Путнику захотелось приласкать кобылу, последовав примеру капитана, но лошадь молниеносно вскинулась на дыбы, не успел незнакомец коснуться рукой ее гибкой, прямой шеи; ноздри у нее вздулись, и она грозно, со злостью заржала.
– Осторожней! – живо бросил Лакюзон. – Со мной-то она ангел, а для чужаков сущий дьявол. Если мы пробудем вместе какое-то время, она к вам привыкнет, и тогда можете подходить к ней без всякой опаски. А пока ступайте за своим конем, мессир, – пора в путь, время не терпит… А меня ждут – надобно поспешать.
Они вдвоем вскочили в седла.
И некоторое время молча ехали бок о бок.
Незнакомец невольно попал под обаяние, исходившее от этого молодого красавца капитана, которому можно было дать от силы года двадцать два, – обаяние величайшей народной славы, какую он снискал себе среди горцев, прослыв рыцарем-героем священной войны!.. И вот он здесь, рядом, простой и скромный, увенчанный сияющим ореолом почета, которого сам он как будто не замечал, при том что, однако, каждый камень, каждая ложбина, каждый дом в провинции слышали имя этого человека! Раз двадцать союзные войска Франции и Швеции бежали под натиском партизанских отрядов под водительством этого героического военачальника, который первым бросался в атаку и отступал последним. Против необоримой отваги и неустанного упорства этого человека был совершенно бессилен и великий кардинал. Верный делу Испании, служившей для него оплотом свободы, Лакюзон отстаивал каждую пядь своей земли, каждую гору, каждую скалу. Ничто не могло выбить его из седла, обескуражить, сразить! Только он один олицетворял собой древний дух независимости, распалявший кровь целого народа. Лакюзон служил живым и гордым воплощением исконной свободы, знаменем которой он увенчал заснеженные вершины родных гор…
Чем больше незнакомец размышлял над всем этим, тем менее значительным казалось ему его собственное благородство. И стоит ли здесь говорить, что кичливая гордыня почти всегда принижает того, кто ей подвластен. А если тому нужны примеры и имена, то этих примеров и имен у меня не счесть.
Между тем капитан первым нарушил молчание.
– Мессир, – сказал он, – простите, если я нарушил ход глубоких мыслей, поглотивших вас целиком. Но вы предупреждали, что хотите со мной о многом поговорить, а мы скоро будем в краях, где надобно хранить молчание, ибо там за каждой скалой, за каждым кустом, за каждой елью может затаиться враг, а стало быть – опасность. Здесь, конечно, тоже небезопасно, но риск, однако, не столь уж велик. Говорите же, мессир, я готов вас выслушать: человек, спасший мне жизнь, может всецело на меня положиться, если у него есть ко мне просьба, которую я в силах исполнить.

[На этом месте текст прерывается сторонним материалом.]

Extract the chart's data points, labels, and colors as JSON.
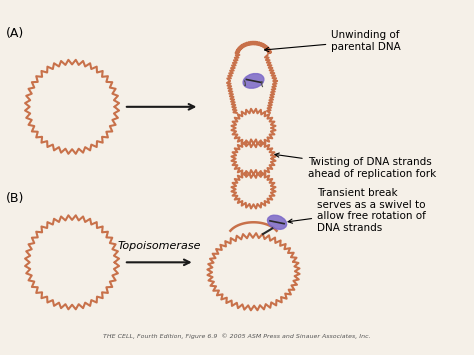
{
  "bg_color": "#f5f0e8",
  "dna_color": "#c8714a",
  "arrow_color": "#1a1a1a",
  "helicase_color": "#7b68c8",
  "label_A": "(A)",
  "label_B": "(B)",
  "arrow_label_B": "Topoisomerase",
  "annotation_1a": "Unwinding of\nparental DNA",
  "annotation_1b": "Twisting of DNA strands\nahead of replication fork",
  "annotation_2": "Transient break\nserves as a swivel to\nallow free rotation of\nDNA strands",
  "footer": "THE CELL, Fourth Edition, Figure 6.9  © 2005 ASM Press and Sinauer Associates, Inc.",
  "fig_width": 4.74,
  "fig_height": 3.55
}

– Капитан, – ответил незнакомец с волнением, отчего голос его дрожал, – положение мое непростое, даже крайне затруднительное. Я должен задать вам один вопрос и открыть кое-какую тайну. Я ни о чем не собираюсь вас просить, а хочу лишь сообщить нечто очень важное, и не только для меня, но и для дела, которому вы служите и которому я тоже хотел бы послужить… но мне недостает смелости, а ждать я больше не в силах. Впрочем, от вашего ответа будет зависеть мое решение, что делать, равно как и мое будущее.
Незнакомец придержал коня.
– Надо же, вы заинтриговали меня до крайности, мессир! – воскликнул Лакюзон. – К тому же мы встречаемся с вами впервые, а ваш выговор и ваша внешность говорят, что вы не франш-контиец и не испанец. Каким же образом могу я одним только словом так или иначе повлиять на ваше будущее? Не понимаю.
– Капитан, – ответил незнакомец, – у вас есть двоюродная сестра…
– А! – бросил Лакюзон, вздрогнув так резко, что дернул за повод, который держал в левой руке, отчего кобыла его отскочила в сторону.
– Так вот, – продолжал незнакомец с сильным волнением, даже не замечая смятения собеседника, – еще в прошлом году ваша сестра жила вместе со своим отцом в маленьком домике в Шойском лесу, под Долем. Потом ваш дядюшка, Пьер Прост, вернулся в горы… вернулся один… а Эглантина, говорят, умерла. Это правда, капитан? Эглантина действительно отошла в мир иной?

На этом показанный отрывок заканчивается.